Monday, March 29, 2010

The Palmer Method

In the late 19th century Austin Palmer developed a system of cursive writing comprised of rhythmic motions of the arm and shoulder muscles without much finger movement. Although it was met with tremendous objections from major textbook publishers, Palmer’s Guide to Business Writing sold over a million copies in 1912. The method won major awards at various expositions at the beginning of the twentieth century.

Eventually Palmer’s style lost popularity and was replaced by a theory of teaching children to print first in order to give them the chance for written expression at as early an age as possible. Some have said this movement is responsible for the decrease in overall legibility of modern American handwriting.

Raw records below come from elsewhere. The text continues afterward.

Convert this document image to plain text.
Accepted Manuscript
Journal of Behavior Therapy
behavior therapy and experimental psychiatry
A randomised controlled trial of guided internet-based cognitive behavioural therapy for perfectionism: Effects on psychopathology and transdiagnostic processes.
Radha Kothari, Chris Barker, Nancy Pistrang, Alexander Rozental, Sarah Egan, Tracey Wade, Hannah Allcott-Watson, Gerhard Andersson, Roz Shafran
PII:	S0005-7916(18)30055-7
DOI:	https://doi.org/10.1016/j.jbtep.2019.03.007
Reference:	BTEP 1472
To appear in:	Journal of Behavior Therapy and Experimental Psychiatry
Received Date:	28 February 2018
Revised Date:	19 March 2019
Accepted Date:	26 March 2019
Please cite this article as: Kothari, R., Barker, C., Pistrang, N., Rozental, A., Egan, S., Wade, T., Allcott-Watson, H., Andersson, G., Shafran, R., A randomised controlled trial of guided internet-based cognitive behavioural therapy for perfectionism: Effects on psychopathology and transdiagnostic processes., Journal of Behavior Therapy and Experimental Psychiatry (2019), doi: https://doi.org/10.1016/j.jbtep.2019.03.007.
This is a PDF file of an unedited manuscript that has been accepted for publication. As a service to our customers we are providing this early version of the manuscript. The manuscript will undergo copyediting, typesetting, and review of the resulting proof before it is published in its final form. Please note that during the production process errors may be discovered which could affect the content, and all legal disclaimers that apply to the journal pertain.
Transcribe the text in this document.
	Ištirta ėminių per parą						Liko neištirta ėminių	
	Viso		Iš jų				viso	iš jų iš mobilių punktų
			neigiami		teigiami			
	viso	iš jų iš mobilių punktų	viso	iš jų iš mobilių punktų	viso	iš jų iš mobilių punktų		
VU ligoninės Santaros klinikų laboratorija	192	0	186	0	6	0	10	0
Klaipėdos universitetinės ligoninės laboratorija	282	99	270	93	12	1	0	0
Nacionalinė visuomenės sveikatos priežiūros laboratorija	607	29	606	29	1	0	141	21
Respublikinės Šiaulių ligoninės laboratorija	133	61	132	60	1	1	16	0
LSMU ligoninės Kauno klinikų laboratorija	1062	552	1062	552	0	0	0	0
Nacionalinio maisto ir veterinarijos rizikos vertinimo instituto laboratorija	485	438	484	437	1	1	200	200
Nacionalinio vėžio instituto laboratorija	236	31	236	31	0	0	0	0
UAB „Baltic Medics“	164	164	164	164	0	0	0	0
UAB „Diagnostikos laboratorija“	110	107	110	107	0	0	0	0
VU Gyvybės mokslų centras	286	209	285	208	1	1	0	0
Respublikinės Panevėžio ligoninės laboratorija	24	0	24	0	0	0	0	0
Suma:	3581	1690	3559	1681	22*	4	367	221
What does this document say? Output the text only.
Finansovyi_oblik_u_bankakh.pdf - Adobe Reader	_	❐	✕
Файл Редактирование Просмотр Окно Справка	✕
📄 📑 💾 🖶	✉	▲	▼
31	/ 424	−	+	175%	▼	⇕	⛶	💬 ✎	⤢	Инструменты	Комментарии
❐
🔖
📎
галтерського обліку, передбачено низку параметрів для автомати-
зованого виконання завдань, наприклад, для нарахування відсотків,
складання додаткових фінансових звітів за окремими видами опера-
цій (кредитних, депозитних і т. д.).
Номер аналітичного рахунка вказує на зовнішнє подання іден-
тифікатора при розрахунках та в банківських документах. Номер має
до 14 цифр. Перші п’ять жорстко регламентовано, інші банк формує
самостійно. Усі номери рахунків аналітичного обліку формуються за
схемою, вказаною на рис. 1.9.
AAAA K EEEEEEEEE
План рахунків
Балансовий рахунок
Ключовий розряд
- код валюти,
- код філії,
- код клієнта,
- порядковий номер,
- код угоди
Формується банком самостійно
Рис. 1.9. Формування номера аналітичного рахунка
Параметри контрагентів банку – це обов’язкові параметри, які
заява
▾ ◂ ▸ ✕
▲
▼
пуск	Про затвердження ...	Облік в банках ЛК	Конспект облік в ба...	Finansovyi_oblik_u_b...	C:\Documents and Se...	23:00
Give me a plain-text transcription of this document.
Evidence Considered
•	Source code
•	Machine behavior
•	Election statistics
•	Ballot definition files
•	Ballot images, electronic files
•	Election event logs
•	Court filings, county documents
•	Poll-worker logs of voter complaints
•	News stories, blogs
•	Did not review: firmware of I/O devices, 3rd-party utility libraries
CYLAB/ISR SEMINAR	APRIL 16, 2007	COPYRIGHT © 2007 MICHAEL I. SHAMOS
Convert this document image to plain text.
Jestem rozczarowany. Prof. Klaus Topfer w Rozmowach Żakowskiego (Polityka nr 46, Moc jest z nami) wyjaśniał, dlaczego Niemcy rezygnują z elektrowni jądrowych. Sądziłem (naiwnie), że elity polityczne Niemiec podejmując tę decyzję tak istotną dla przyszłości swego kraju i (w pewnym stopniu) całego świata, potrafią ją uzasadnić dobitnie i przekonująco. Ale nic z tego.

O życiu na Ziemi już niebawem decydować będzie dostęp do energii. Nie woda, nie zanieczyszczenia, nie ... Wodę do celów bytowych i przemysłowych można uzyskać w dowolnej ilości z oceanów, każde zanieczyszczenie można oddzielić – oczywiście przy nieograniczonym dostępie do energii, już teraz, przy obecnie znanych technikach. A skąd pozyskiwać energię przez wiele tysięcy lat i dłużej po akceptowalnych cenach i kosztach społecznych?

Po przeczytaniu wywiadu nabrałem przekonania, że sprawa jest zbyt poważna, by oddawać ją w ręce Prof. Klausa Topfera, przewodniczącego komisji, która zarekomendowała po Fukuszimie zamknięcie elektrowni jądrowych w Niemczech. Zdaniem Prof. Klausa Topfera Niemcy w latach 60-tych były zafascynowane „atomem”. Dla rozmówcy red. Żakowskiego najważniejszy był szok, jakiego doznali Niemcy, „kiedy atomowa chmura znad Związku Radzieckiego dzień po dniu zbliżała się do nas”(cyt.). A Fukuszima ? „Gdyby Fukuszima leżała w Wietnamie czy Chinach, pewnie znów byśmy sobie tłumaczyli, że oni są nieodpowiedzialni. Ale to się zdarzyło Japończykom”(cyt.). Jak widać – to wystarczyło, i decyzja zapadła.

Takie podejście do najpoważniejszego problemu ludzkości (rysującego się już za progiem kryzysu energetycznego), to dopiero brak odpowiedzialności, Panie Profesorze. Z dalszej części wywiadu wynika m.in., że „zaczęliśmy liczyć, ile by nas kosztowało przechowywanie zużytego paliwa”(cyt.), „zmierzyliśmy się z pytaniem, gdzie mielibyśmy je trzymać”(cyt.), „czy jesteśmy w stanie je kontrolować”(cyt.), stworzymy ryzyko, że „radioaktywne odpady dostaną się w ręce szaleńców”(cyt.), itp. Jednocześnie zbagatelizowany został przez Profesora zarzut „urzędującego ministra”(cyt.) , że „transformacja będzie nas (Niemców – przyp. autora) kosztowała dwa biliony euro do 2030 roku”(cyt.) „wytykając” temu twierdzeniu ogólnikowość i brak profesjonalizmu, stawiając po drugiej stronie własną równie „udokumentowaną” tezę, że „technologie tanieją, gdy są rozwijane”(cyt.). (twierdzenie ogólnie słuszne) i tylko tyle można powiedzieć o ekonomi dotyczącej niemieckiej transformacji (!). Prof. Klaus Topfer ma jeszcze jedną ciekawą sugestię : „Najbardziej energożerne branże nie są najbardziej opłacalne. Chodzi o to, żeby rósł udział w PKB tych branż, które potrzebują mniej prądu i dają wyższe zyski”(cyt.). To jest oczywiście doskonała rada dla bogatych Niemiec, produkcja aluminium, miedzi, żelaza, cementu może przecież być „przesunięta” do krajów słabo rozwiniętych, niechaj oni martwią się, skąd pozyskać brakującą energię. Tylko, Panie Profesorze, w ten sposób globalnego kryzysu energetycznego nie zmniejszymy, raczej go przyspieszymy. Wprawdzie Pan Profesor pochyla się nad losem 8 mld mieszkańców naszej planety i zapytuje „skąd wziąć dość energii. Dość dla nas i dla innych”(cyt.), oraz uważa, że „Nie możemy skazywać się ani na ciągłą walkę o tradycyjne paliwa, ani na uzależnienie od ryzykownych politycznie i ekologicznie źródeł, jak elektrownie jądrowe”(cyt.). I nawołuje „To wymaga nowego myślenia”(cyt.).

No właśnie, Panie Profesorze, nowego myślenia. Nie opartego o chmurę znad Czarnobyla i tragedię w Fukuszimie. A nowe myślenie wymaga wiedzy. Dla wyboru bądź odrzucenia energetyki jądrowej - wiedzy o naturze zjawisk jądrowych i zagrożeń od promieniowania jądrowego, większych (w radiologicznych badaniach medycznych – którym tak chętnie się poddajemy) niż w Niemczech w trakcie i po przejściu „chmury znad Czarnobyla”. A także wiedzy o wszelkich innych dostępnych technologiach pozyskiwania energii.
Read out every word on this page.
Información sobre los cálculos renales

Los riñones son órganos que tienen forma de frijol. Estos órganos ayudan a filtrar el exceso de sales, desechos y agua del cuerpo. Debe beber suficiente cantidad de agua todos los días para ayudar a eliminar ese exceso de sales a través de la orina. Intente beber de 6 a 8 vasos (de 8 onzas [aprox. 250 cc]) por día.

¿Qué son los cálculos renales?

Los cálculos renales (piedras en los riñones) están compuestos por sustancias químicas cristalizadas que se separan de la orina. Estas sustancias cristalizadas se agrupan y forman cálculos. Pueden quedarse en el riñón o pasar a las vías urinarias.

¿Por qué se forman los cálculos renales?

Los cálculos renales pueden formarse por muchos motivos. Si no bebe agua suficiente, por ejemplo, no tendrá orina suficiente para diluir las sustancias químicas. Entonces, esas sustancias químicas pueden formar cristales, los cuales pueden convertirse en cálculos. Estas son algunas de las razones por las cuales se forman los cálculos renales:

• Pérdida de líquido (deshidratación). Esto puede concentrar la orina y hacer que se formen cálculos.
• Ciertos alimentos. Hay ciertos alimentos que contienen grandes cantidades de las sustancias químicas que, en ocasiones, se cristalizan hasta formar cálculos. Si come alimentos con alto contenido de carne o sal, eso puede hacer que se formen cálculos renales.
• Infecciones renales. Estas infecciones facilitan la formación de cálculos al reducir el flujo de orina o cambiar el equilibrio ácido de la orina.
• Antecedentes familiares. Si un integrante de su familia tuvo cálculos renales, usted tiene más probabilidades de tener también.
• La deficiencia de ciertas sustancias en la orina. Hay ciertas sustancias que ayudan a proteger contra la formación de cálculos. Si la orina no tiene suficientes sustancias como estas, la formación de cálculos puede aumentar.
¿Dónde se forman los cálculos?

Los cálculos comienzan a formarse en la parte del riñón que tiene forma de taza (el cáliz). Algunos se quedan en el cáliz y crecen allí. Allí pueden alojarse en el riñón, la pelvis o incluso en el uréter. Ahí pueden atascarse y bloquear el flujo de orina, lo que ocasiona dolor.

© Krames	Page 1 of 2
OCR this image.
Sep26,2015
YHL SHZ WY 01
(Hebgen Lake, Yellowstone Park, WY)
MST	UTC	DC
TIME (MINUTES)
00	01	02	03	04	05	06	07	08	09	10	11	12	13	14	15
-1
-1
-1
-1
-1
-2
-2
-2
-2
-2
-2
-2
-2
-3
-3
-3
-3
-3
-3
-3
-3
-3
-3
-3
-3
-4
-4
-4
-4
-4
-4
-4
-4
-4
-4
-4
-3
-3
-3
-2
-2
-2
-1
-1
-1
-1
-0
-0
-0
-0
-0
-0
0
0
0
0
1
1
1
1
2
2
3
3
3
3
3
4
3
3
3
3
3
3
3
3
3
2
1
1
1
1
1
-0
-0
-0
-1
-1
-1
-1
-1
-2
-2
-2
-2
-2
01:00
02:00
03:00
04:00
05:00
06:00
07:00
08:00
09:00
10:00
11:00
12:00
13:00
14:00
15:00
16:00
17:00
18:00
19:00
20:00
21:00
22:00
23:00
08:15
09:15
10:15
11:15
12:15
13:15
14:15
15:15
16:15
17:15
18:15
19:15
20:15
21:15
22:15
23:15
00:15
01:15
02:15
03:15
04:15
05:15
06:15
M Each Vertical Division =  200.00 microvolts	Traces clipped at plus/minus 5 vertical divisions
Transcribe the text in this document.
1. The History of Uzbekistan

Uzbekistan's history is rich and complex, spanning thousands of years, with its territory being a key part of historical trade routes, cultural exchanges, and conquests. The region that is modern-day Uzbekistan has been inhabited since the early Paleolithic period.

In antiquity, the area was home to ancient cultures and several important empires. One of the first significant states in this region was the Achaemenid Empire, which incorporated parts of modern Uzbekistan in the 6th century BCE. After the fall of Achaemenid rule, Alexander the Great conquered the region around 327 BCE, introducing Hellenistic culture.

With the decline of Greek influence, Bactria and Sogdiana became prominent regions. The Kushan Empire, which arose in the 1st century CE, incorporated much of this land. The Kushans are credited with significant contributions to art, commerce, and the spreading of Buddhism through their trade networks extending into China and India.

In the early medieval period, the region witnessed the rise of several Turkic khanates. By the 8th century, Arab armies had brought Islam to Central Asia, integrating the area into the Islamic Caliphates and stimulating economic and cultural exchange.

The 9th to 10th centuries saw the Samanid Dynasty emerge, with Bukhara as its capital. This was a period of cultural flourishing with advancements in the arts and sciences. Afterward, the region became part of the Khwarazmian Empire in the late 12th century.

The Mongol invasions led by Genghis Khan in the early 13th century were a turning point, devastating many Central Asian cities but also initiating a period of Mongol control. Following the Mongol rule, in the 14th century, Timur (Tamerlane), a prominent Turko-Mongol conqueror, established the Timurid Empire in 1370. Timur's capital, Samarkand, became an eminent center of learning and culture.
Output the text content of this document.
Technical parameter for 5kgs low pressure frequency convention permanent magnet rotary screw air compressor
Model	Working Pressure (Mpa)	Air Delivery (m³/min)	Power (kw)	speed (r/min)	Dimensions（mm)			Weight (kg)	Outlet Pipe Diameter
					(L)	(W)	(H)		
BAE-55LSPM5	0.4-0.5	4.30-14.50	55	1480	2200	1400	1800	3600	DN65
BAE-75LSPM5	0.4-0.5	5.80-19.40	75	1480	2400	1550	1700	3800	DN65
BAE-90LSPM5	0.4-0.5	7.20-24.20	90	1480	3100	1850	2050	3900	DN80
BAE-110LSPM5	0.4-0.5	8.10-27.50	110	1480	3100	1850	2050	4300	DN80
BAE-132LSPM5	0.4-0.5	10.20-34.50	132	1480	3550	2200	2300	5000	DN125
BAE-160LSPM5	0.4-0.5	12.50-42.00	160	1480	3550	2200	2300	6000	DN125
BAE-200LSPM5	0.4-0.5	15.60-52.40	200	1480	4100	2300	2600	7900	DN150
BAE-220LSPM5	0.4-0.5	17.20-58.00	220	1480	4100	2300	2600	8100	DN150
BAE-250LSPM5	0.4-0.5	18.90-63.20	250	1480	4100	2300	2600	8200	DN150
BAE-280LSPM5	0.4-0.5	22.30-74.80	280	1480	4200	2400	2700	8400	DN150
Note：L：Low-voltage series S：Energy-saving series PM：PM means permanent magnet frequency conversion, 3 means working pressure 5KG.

So why am I yammering on about this today? Because my elementary school principal was very old school. When I was in fifth grade he decided my class would learn the Palmer method. Twice a week for half the school year he would come to our classroom and have us making pages upon pages of flowing circles to get our shoulders to move in the proper manner in preparation for our writing lesson.

I could do the circles though doing them properly was not as easy as you might think. When it came to the actual writing, however, I was a bit of a disaster. By then I’d already started writing my little stories so my bad handwriting habits were well-formed. I remember him struggling to find something nice to say as he told me to try harder to conform to the preferred style of letters. Yeah, that didn’t work so well but he was a very sweet old man who reminded me of my grandfather so I really did try.

I don’t know what made me think of it today. I was filling out a form as I do every day and having some trouble reading my own writing, again as I do every day, so I attempted the Palmer method. And you know what? It looks the same now as it did all those years ago. Perhaps my old principal would be proud of me for, though I don’t write that way all the time, what he taught me stuck and I do remember.